Indeed, it seems that none of the other defendants even knew who McGee was and many people openly questioned why he was indicted in the first place. The extent of McGee's involvement in the SHAC campaign remains unclear. However, the government's insistence on investigating and indicting someone with no discernable involvement in the group has several explanations.

First, the government wants to nail SHAC and nail them bad. It is so desperate that it pursues every possible lead with maximum pressure, including the use of illegal methods. A defendant's car windshield was even smashed recently and a laptop stolen from that defendant's car; $50 in cash was left untouched.

It is easy to understand John McGee's indictment in this context. If he had any connection to protests against HLS or to the animal rights movement more generally, a federal indictment against him would up the ante considerably, forcing him into a position where he could be coerced into helping the government's case against SHAC, either with information or through testimony. The leverage gained by a federal indictment is considerable, but it remains to be seen what impact any information gained in this way would have considering the questionable and indirect circumstances of McGee's involvement.
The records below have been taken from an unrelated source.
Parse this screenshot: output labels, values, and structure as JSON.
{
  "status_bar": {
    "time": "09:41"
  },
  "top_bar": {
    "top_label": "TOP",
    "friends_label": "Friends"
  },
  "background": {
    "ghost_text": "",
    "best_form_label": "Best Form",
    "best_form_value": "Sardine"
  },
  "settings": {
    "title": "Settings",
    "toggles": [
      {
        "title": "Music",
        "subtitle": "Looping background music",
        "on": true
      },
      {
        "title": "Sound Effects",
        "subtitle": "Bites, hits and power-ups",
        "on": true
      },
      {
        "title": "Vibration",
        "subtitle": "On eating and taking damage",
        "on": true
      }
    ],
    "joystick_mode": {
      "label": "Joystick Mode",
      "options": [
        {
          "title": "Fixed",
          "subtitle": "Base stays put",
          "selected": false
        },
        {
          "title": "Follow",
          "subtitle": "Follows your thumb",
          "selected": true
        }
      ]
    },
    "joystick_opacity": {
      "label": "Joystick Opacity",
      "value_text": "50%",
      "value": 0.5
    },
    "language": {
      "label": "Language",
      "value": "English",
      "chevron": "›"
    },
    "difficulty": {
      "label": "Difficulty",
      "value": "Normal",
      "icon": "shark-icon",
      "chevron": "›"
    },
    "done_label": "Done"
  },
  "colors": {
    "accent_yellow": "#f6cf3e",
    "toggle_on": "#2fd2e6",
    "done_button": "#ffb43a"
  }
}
Still, even if McGee had absolutely no connection to the SHAC campaign or the activists currently on trial and has not been coerced in this manner, being the federal government means never having to say you're sorry.

Second, the government wants to send a clear message to animal rights and other activists in the United States: if you are effective, you will face an unprecedented level of pressure from federal agencies regardless of the legitimacy or the methods of your activities. The conclusion that social justice, animal rights and other activists should draw from this is stark. The war on dissent is real, it is coordinated and the need for solidarity between different movements has never been more urgent.

One Struggle, One Fight

Animal rights activists have largely been part of an insular, single issue movement. Their activity rarely extends beyond specific concerns. Many animal rights activists have only recently begun to engage in a broader analysis of human society, but that engagement has begun, if slowly. The animal rights movement has always been effective at addressing the question of what, but it is equally important to answer the question why: why companies such as HLS pursue these actions, why the US, UK and other governments seek to protect them and why many people do not share the animal rights movement's concerns. The answers are not always as simple as some would like to believe. If vivisection ended today, the basic motivation behind its pursuit would still remain: it is a capitalist enterprise driven by greed. As long as that incentive remains built into the structure of society, so will animal cruelty.

For their part, social justice, anti-capitalist and anti-war activists have largely been content with mass protests, marches and petitions with the occasional foray into direct action. Labor activists have been content with fighting for better working conditions in a limited sense while expanding or preserving current membership. Many anti-globalization activists pine for the summit-hopping days following the Battle of Seattle. Coordinated, long-term campaigns with specific goals are rarely undertaken and tactics often bog down into predictable and increasingly ineffective patterns. If there is one thing the animal rights movement can teach other movements is that a listserv, mass membership, two meetings a week or a zine on do-it-yourself herb gardening can never replace energy, lean organization, clear objectives, perseverance and innovative, strategically targeted direct action.

But is such an understanding possible? If it is not, we already have a taste of what the future holds for us. Our future is being played out right now inside a federal courtroom in Trenton, NJ against six young activists who were bold enough to stand by their conscience and act. They stand there now, as much for us and our liberties as for the lives of the animals they chose to defend. We must stand with them, not because we wish to save ourselves, but because our liberation is bound up in theirs.